Mde de Sauvigni nous a envoyés tous les mémoires sur l'affaire de Mde de Goeman excepté le premier de M. de Beaumarchais, auquel nous avons grand regret. Ses deux derniers nous ont fait pâmer de rire, et nous ne concevons pas comment mrs les comissaires ont pu conserver leur gravité aux conversations du recolement. Mde Sauvigni parle douloureusement de cette affaire, sans nous en apprendre la suite, que nous voudrions bien savoir. On m'a assuré que Beaumarchais et Bertrand s'étaient battus et que ce dernier avait reçu un coup d'épée dans la cuisse, ce qui dit on a surpris tout Paris, Beaumarchais ne passant pas pour brave et Bertrand ayant remporté plusieurs prix dans les sales d'armes, mais un fleuret et une épée sons deux choses très différentes.
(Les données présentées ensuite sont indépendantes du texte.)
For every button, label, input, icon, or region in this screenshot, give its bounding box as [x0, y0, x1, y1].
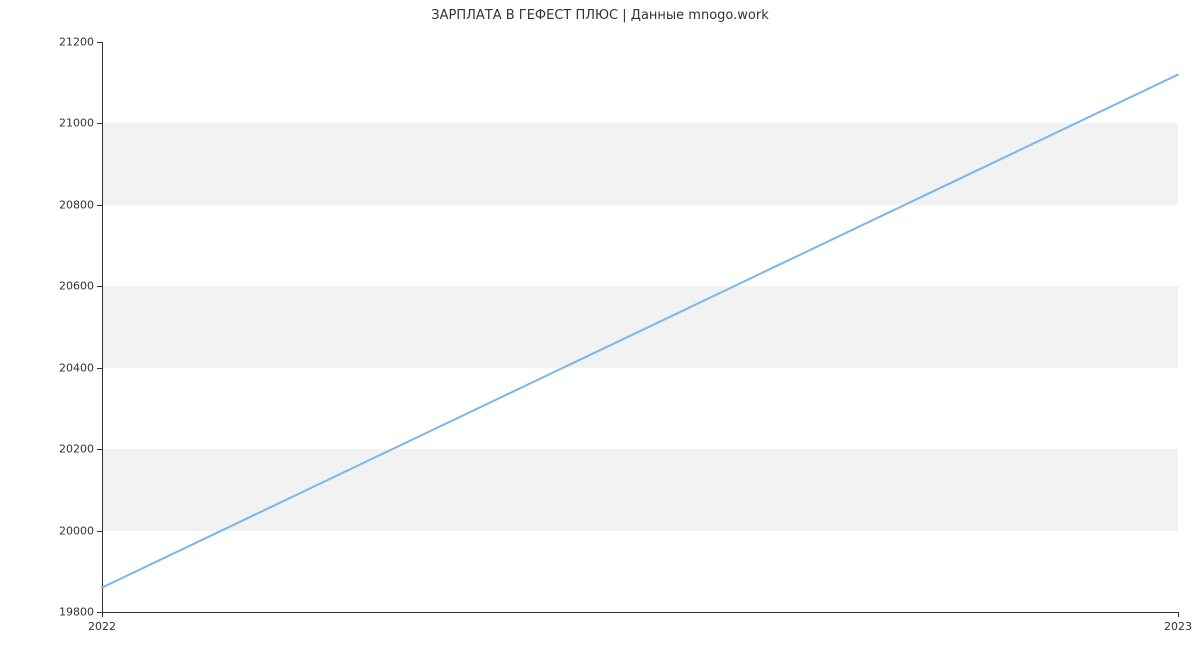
salary-line-chart: ЗАРПЛАТА В ГЕФЕСТ ПЛЮС | Данные mnogo.wo… — [0, 0, 1200, 650]
chart-title: ЗАРПЛАТА В ГЕФЕСТ ПЛЮС | Данные mnogo.wo… — [0, 8, 1200, 23]
y-tick-label: 20400 — [59, 361, 94, 374]
x-tick-mark — [1178, 612, 1179, 617]
series-line — [102, 75, 1178, 588]
plot-area: 1980020000202002040020600208002100021200… — [102, 42, 1178, 612]
x-axis-line — [102, 612, 1178, 613]
y-tick-label: 21200 — [59, 36, 94, 49]
y-tick-label: 20000 — [59, 524, 94, 537]
y-tick-label: 20800 — [59, 198, 94, 211]
y-tick-label: 21000 — [59, 117, 94, 130]
y-tick-label: 20600 — [59, 280, 94, 293]
y-tick-label: 20200 — [59, 443, 94, 456]
x-tick-mark — [102, 612, 103, 617]
y-tick-label: 19800 — [59, 606, 94, 619]
x-tick-label: 2023 — [1164, 620, 1192, 633]
series-layer — [102, 42, 1178, 612]
x-tick-label: 2022 — [88, 620, 116, 633]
Je vais renvoyer tous ces mémoires à Mde de Sauvigni, mais ce que je ne luy renverrai pas, c'est sa lettre, une phrase qu'elle contient nous la rend trop chère. J'ai reçeu nous dit elle depuis quelque temps plusieurs lettres de Monsieur de Voltaire, dans lesquelles il me parle en père tendre de vous deux. Vous ne vous contentés pas notre cher oncle de nous aimer, de nous le dire, vous avés la bonté de l'apprendre à nos amis communs. Cette nouvelle assurance de vos sentiments aussi glorieuse que chère à nos coeurs, a fait éprouver au cher serin une joie vive, tendre, pure, qui a augmenté celle que j'ay moy même ressentie. En vérité notre aimable oncle nous serions bien en peine de dire quel est en nous le sentiment le plus vif le plus fort, celuy de l'admiration, ou celuy de la tendresse. Quand pourrons nous vous le dire nous même?
Je reçois dans ce moment mon très cher oncle la dernière que vous avés eu la bonté de m'écrire le 22. Les papiers cy joints répondront à la lettre de mr d'Etalonde, lequel Detalonde vous écrit sans doute sur les premiers bruits qui coururent au commencement de cette cruelle et odieuse affaire, qui véritablement chargeait un peu m. de Belleval attendu une querelle qu'il avait eue avec le cher de Labarre. D'Etalonde n'a rien sçeu depuis, il part de son premier mouvement. J'espère que la lettre de m. Detalonde ne nuira pas à messire de Belleval, lequel malgré sa charge est véritablement gentilhomme.
M. de la Mure ici présent vous remercie de la bonne opinion que vous avés de luy. Il faira son possible pour vous rendre votre serin en bonne santé. Bon jour notre aimable oncle, nos premiers voeux sont pour la durée de vos jours, ils nous sont si chers, les secondes sont pour nous.